Given their resource-available settings, clinical guidelines in developed countries do not have a recommendation regarding the maximum turnaround time that could be effective in a patient’s treatment trajectory. More importantly, they do not address the time between initial diagnosis, molecular testing, and the selection of treatment. In Mexico, clinical guidelines for breast cancer recommend testing for ER, PR, and HER2 as part of the histopathology study, but fail to provide guidance regarding turnaround time. IMSS maintains a medical procedures manual, which includes ten key indicators for breast cancer screening, diagnosis, and treatment [28]. This manual measures time-to-diagnosis in a 30-day period, including imaging through mammography and results of histopathology report. In addition, the institution also measures time-to-treatment measured from the date of diagnosis, which should be achieved within a 21-day period. Recognizing the resource constraints of IMSS, the implementation of a key indicator policy related to IHC testing might significantly reduce turnaround times.

On the need to monitor the percentage of patients being tested

The monitor shown in Fig. 1 quickly provides a patient history overview of hospital care, while Fig. 2 shows the detailed information for turnaround time. With more work on the user interface, we envision a tool that could eventually represent a valuable visual aid for hospital administrators, providing a quick overview of the patients seen in their hospital, which could be used as a decision-making tool, with the proper validation.

The low percentage (7.4%) of patients observed to be tested requires special attention.
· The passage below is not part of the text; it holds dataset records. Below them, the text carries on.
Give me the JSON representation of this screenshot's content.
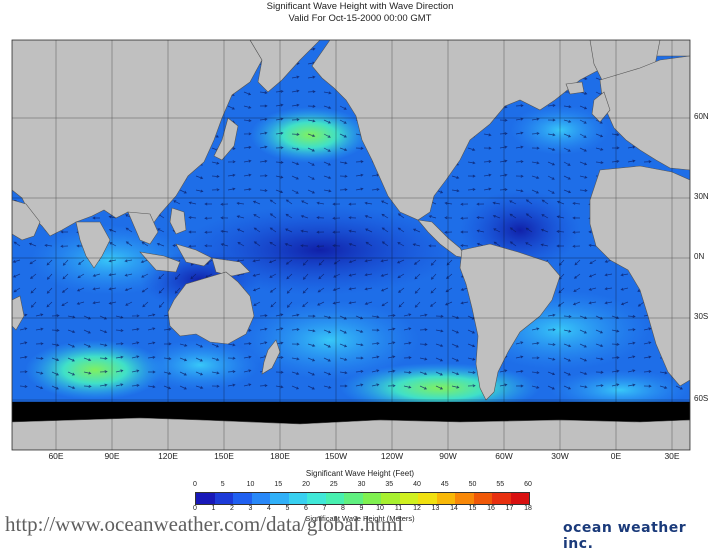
{
  "title": "Significant Wave Height with Wave Direction",
  "subtitle": "Valid For Oct-15-2000 00:00 GMT",
  "lat_labels": [
    "60N",
    "30N",
    "0N",
    "30S",
    "60S"
  ],
  "lon_labels": [
    "60E",
    "90E",
    "120E",
    "150E",
    "180E",
    "150W",
    "120W",
    "90W",
    "60W",
    "30W",
    "0E",
    "30E"
  ],
  "legend": {
    "title": "Significant Wave Height (Feet)",
    "feet_ticks": [
      "0",
      "5",
      "10",
      "15",
      "20",
      "25",
      "30",
      "35",
      "40",
      "45",
      "50",
      "55",
      "60"
    ],
    "meter_ticks": [
      "0",
      "1",
      "2",
      "3",
      "4",
      "5",
      "6",
      "7",
      "8",
      "9",
      "10",
      "11",
      "12",
      "13",
      "14",
      "15",
      "16",
      "17",
      "18"
    ],
    "units_label": "Significant Wave Height (Meters)",
    "colors": [
      "#1818b8",
      "#1c3ad8",
      "#2060f0",
      "#2888f8",
      "#30b0f8",
      "#38d0f0",
      "#40e8d8",
      "#48f0b0",
      "#60f080",
      "#80f050",
      "#a8f030",
      "#d0f020",
      "#f0e010",
      "#f8b808",
      "#f88808",
      "#f05808",
      "#e83010",
      "#d81010"
    ]
  },
  "url_text": "http://www.oceanweather.com/data/global.html",
  "brand": "ocean weather inc.",
  "colors": {
    "ocean": "#1e6ee8",
    "land": "#c0c0c0",
    "ice": "#000000"
  }
}
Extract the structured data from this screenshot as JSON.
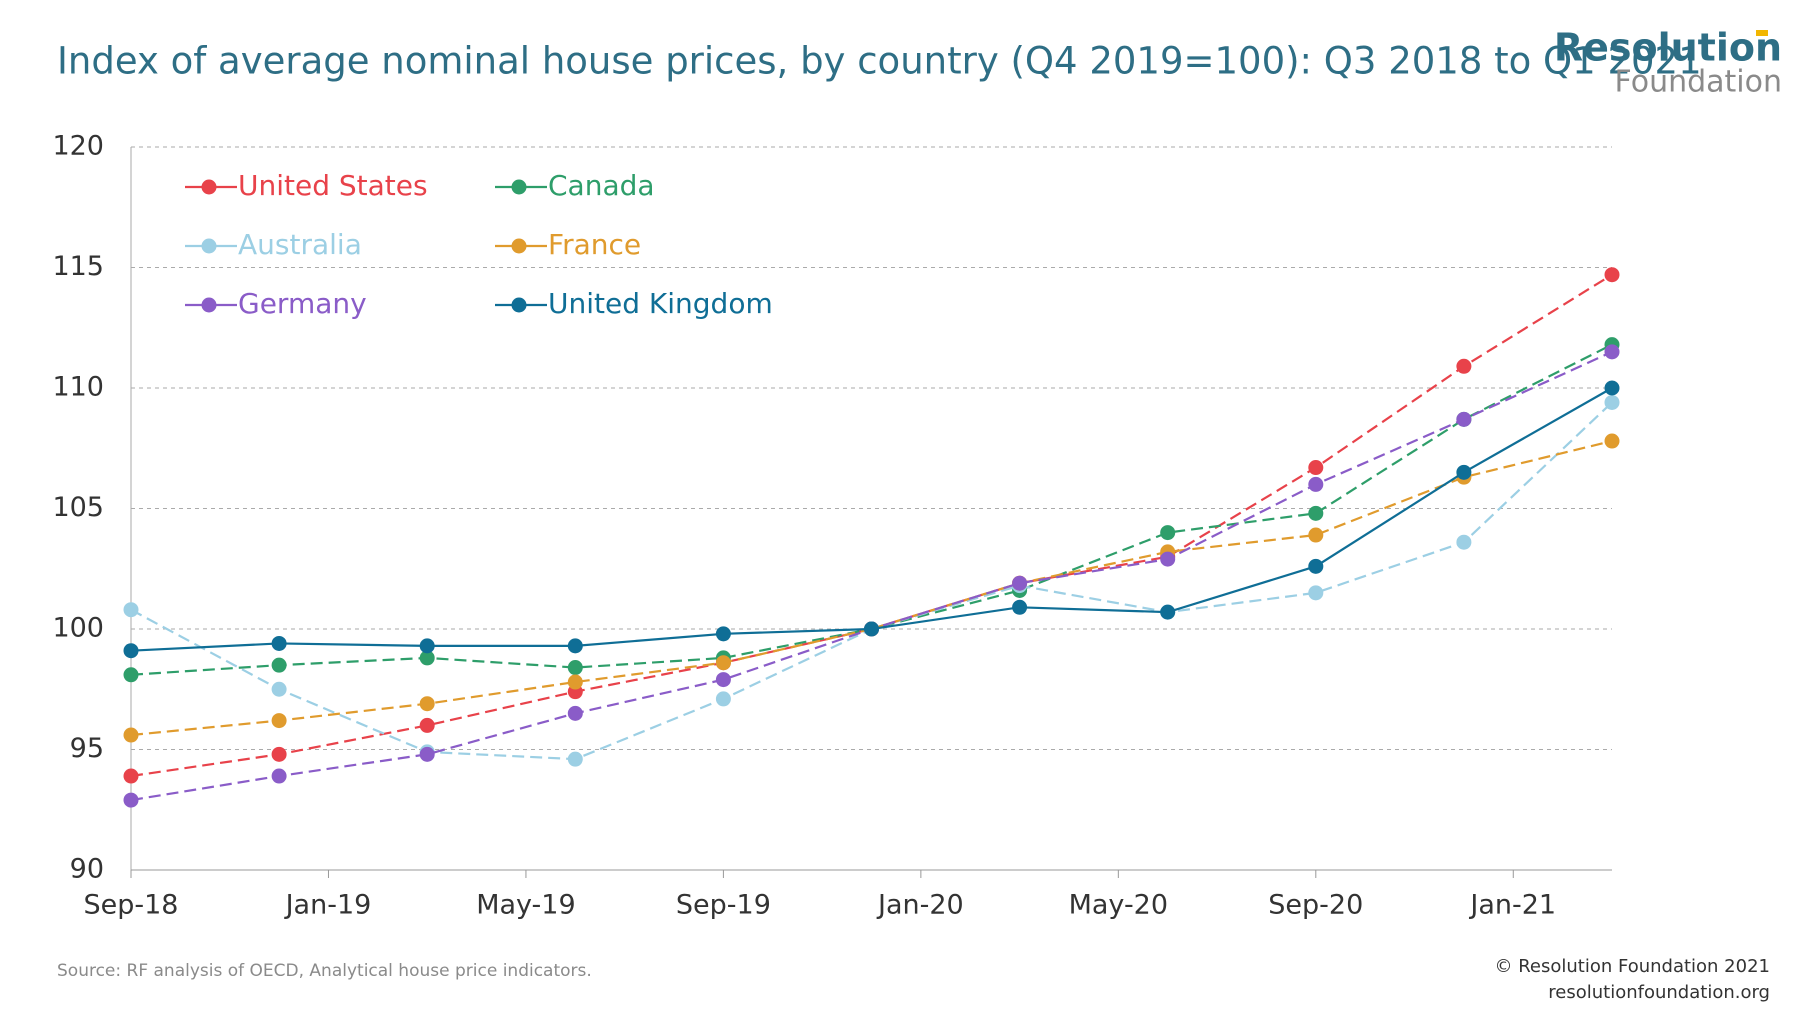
{
  "chart_data": {
    "type": "line",
    "title": "Index of average nominal house prices, by country (Q4 2019=100): Q3 2018 to Q1 2021",
    "x": [
      "2018-09",
      "2018-12",
      "2019-03",
      "2019-06",
      "2019-09",
      "2019-12",
      "2020-03",
      "2020-06",
      "2020-09",
      "2020-12",
      "2021-03"
    ],
    "xlim": [
      "2018-09",
      "2021-03"
    ],
    "xticks": [
      {
        "value": "2018-09",
        "label": "Sep-18"
      },
      {
        "value": "2019-01",
        "label": "Jan-19"
      },
      {
        "value": "2019-05",
        "label": "May-19"
      },
      {
        "value": "2019-09",
        "label": "Sep-19"
      },
      {
        "value": "2020-01",
        "label": "Jan-20"
      },
      {
        "value": "2020-05",
        "label": "May-20"
      },
      {
        "value": "2020-09",
        "label": "Sep-20"
      },
      {
        "value": "2021-01",
        "label": "Jan-21"
      }
    ],
    "ylim": [
      90,
      120
    ],
    "yticks": [
      90,
      95,
      100,
      105,
      110,
      115,
      120
    ],
    "grid": true,
    "legend": "top-left",
    "series": [
      {
        "name": "United States",
        "color": "#e8424a",
        "line_style": "dashed",
        "values": [
          93.9,
          94.8,
          96.0,
          97.4,
          98.6,
          100,
          101.9,
          103.0,
          106.7,
          110.9,
          114.7
        ]
      },
      {
        "name": "Canada",
        "color": "#2e9e6a",
        "line_style": "dashed",
        "values": [
          98.1,
          98.5,
          98.8,
          98.4,
          98.8,
          100,
          101.6,
          104.0,
          104.8,
          108.7,
          111.8
        ]
      },
      {
        "name": "Australia",
        "color": "#9ccfe4",
        "line_style": "dashed",
        "values": [
          100.8,
          97.5,
          94.9,
          94.6,
          97.1,
          100,
          101.8,
          100.7,
          101.5,
          103.6,
          109.4
        ]
      },
      {
        "name": "France",
        "color": "#e09b2d",
        "line_style": "dashed",
        "values": [
          95.6,
          96.2,
          96.9,
          97.8,
          98.6,
          100,
          101.9,
          103.2,
          103.9,
          106.3,
          107.8
        ]
      },
      {
        "name": "Germany",
        "color": "#8a5cc8",
        "line_style": "dashed",
        "values": [
          92.9,
          93.9,
          94.8,
          96.5,
          97.9,
          100,
          101.9,
          102.9,
          106.0,
          108.7,
          111.5
        ]
      },
      {
        "name": "United Kingdom",
        "color": "#0f6e96",
        "line_style": "solid",
        "values": [
          99.1,
          99.4,
          99.3,
          99.3,
          99.8,
          100,
          100.9,
          100.7,
          102.6,
          106.5,
          110.0
        ]
      }
    ],
    "source": "Source: RF analysis of OECD, Analytical house price indicators."
  },
  "branding": {
    "logo_line1": "Resolution",
    "logo_line2": "Foundation",
    "copyright": "© Resolution Foundation 2021",
    "website": "resolutionfoundation.org"
  }
}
A common concern of retrospective chart review studies is underreporting. The amount of recorded information in the hospital included in our study can be improved by providing training to the clinical and administrative staff about the importance of requesting and reporting IHC testing. In the absence of a cancer registry, our best estimate of the disease is the institutional census, which does not record IHC testing results. As the hospitals in Mexico, and elsewhere, continue to become more and more electronic, there is a need to develop better software tools to facilitate recording and analyzing clinical information, including medical natural language processing and machine learning applications.

Conclusions

Adverse events in the trajectory of an oncological patient, which might include hospitalization related to cancer, recurrence of tumor, or metastasis, are extremely costly for the healthcare system. The use of IHC testing was shown in our study to help with the selection of precise treatment for patients (either by adjusting the treatment or confirming it). The time in which IHC testing is performed is of critical importance if we want to influence improved prognosis.

We have revealed in this cohort that the use of opportune IHC testing is associated with beneficial therapeutic effects on breast cancer patients. The aims of any healthcare system should be the identification of earlier events that can have an impact on downstream events in the trajectory of an oncological patient’s treatment. In resource-constrained settings, it is important not only to consider alternatives to more costly diagnostics (e.g. genomic testing), but also to incorporate the regulatory and logistical aspects of implementing these tests.

IMSS must face the important challenge of continuing to improve their turnaround times, which should have a positive impact on the prognosis of their patients. As the Mexican healthcare system continues to transition from reactive to preventative care, the need for more IHC testing in breast cancer and other diseases will certainly allow for the further development of digital patient monitoring.